2000 film by Stephen Frears

Liam is a 2000 film directed by Stephen Frears and written by novelist/screenwriter Jimmy McGovern. McGovern adapted Joseph Mckeown's novel Back Crack Boy for this emotionally raw meditation on innocence and pain. Frears in turn was influenced by James Joyce's accounts of his stern childhood in late 19th century Catholic Dublin.

==Plot ==

A family falls into poverty during the Depression.

Set in Liverpool in the Great Depression of the 1930s, the story is told through the eyes of a boy, Liam Sullivan. Liam is taking instruction in preparation for his First Communion. His mother is a staunch Roman Catholic. His father loses his job when his shipyard closes. Meanwhile, his sister, Teresa, has become a maid for the Jewish family who own the shipyard.

Liam stutters badly under stress, and his strict religious education does not help. Teresa's mistress is having an affair, and the girl becomes an accomplice. Liam's father joins a group of fascists, who rail against rich Jews and cheap Irish labour. His brother secretly attends meetings with socialists. All of this is a microcosm of a more general breakdown of society.

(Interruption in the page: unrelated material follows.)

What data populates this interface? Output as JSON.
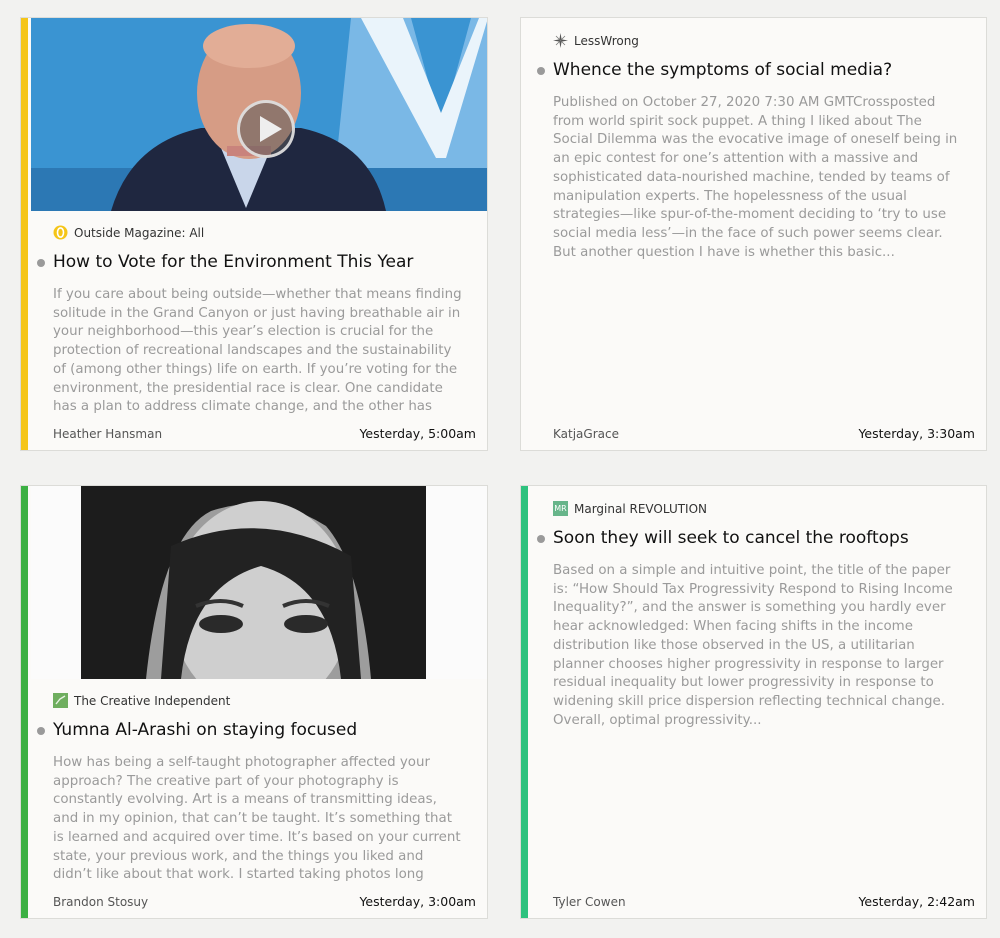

Life becomes increasingly insecure and people retreat into their own belief systems. This leads to increasing conflict, leading inexorably to a single violent act .

==Cast==
- Anthony Borrows as Liam
- Ian Hart as Dad
- Claire Hackett as Mum
- Anne Reid as Mrs. Abernathy
- Megan Burns as Teresa

==Box office==
The film grossed $91,000 in the United Kingdom. It grossed $1 million in the United States and Canada and $1.9 million worldwide.

==Reception==
 Metacritic, which uses a weighted average, assigned the a score of 74 out of 100, based on 25 critics, indicating "generally favorable" reviews.

Critics compared the film to the similarly themed Angela's Ashes, but Roger Ebert said Liam "is harder-edged, more unsparing". He singled out the performances of Borrows and Hart. Some found the ending to be unnecessarily harsh; Ebert wrote, "I think it follows from a certain logic, and leads to the very last shot, which is heartbreaking in its tenderness." A.O. Scott of The New York Times, however, critiqued the film's use of melodrama.

In his review for The Guardian Peter Bradshaw applauded the powerful performances but criticized its clichéd scenes. According to him, the movie explores sin, shame, and fascism, but lacks epiphanies and meaningful redemption, leaving the audience battered and dispirited.

At 57th Venice International Film Festival, Meghan Burns was awarded Marcello Mastroianni Award.